Leprosy Diagnosis: An Update on the Use of Molecular Tools LucreciaAcosta Soto* and Pedro Torres Muñoz
Sanatorium Fontilles, Vall de Laguar, Alicante, Spain
- *Corresponding Author:
- Lucrecia Acosta Soto
Head of Molecular Biology and Investigation Unit
Sanatorium Fontilles. Ctra. Orba-Vall de Laguar
Km 4, 03791, Vall de Laguar, Alicante, Spain
E-mail: [email protected]
Received date: September 22, 2015; Accepted date: October 24, 2015; Published date: October 31, 2015
Citation: Soto A, Muñoz PT (2015) Leprosy Diagnosis: An Update on the Use of Molecular Tools Lucrecia. Mol Biol 4:139. doi:10.4172/2168-9547.1000139
Copyright: © 2015 Soto A, et al. This is an open-access article distributed under the terms of the Creative Commons Attribution License, which permits unrestricted use, distribution, and reproduction in any medium, provided the original author and source are credited.

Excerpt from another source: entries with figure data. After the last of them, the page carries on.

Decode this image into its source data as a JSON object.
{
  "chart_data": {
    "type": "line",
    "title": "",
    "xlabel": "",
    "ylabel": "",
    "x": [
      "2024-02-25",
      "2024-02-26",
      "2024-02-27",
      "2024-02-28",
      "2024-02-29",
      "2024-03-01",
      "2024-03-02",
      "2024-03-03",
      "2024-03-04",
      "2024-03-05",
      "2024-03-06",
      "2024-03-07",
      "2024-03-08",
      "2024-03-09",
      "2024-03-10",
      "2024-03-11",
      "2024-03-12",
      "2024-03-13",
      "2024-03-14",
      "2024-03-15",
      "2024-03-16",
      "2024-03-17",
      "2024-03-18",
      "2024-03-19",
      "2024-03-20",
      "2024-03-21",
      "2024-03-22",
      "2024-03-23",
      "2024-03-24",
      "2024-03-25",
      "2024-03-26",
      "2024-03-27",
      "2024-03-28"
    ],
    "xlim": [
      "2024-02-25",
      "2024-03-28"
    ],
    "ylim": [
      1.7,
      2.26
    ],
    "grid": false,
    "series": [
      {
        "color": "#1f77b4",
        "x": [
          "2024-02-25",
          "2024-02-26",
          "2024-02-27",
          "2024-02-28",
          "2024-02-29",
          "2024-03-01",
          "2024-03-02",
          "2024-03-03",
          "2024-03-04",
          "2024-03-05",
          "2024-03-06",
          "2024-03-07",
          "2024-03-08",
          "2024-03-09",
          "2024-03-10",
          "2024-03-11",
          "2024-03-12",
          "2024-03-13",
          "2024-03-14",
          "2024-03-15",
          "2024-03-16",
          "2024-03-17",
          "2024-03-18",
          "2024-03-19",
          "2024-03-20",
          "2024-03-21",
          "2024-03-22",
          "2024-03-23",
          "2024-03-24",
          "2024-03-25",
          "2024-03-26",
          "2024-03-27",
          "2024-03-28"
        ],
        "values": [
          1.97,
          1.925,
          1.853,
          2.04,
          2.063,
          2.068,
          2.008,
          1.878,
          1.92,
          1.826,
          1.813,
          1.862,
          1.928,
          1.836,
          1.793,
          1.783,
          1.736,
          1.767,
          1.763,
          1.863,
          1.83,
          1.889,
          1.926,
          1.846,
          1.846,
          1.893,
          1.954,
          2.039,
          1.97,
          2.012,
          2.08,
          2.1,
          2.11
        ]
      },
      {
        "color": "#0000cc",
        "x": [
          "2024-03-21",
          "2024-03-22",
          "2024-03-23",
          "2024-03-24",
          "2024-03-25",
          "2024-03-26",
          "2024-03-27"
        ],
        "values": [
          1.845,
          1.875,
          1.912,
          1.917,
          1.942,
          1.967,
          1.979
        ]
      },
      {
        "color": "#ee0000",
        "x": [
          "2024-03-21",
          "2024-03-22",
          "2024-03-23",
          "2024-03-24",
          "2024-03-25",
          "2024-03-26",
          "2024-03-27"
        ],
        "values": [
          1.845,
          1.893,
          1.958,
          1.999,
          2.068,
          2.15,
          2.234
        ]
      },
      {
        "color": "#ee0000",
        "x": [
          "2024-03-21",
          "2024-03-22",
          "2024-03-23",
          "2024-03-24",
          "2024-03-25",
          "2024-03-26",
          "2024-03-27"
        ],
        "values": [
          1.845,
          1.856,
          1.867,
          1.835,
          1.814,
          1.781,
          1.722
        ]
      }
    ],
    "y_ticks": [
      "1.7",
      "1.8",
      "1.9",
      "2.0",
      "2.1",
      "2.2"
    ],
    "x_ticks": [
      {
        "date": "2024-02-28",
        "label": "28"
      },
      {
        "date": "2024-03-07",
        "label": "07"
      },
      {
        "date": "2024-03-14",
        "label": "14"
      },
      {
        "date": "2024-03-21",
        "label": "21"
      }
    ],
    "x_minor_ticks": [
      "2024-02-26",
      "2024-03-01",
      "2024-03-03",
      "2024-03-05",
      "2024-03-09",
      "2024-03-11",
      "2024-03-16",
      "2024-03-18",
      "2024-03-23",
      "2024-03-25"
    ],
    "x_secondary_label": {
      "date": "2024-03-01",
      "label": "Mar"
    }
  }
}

Leprosy is a chronic infectious disease caused by an obligatory intracellular mycobacteria Mycobacterium leprae, which presents tropism for Schwann cells and skin macrophages. Leprosy is a public health problem and early diagnosis is essential to avoid incapacities. The disease´s clinical presentation varies from few to widespread lesions and its diagnosis continues to be a challenge due to the low sensibility of the conventional methods, based on bacillary counts of skin smears and histopathology. Molecular techniques, especially the methods to identify M. leprae DNA based on polymerase chain reaction (PCR) have emerged as a support of the conventional methods for the analysis of clinical samples in difficult to diagnose cases, such as pure neural leprosy, indeterminate and paucibacillary leprosy. The technique has also proved useful in the study of leprosy transmission and monitoring résistance to the WHO recommended Multidrug treatment. Different biological samples can be analysed and there is no consensus in the molecular diagnostic techniques respect of the most efficient nucleic acid extraction method, most appropriate methodology and genetic target for PCR. These methods provide a very valuable option for confirmation of difficult clinical cases with scarce bacilli but requires a well-equipped laboratory and the high cost makes it inaccessible to be used as a routine diagnostic tool in most endemic countries.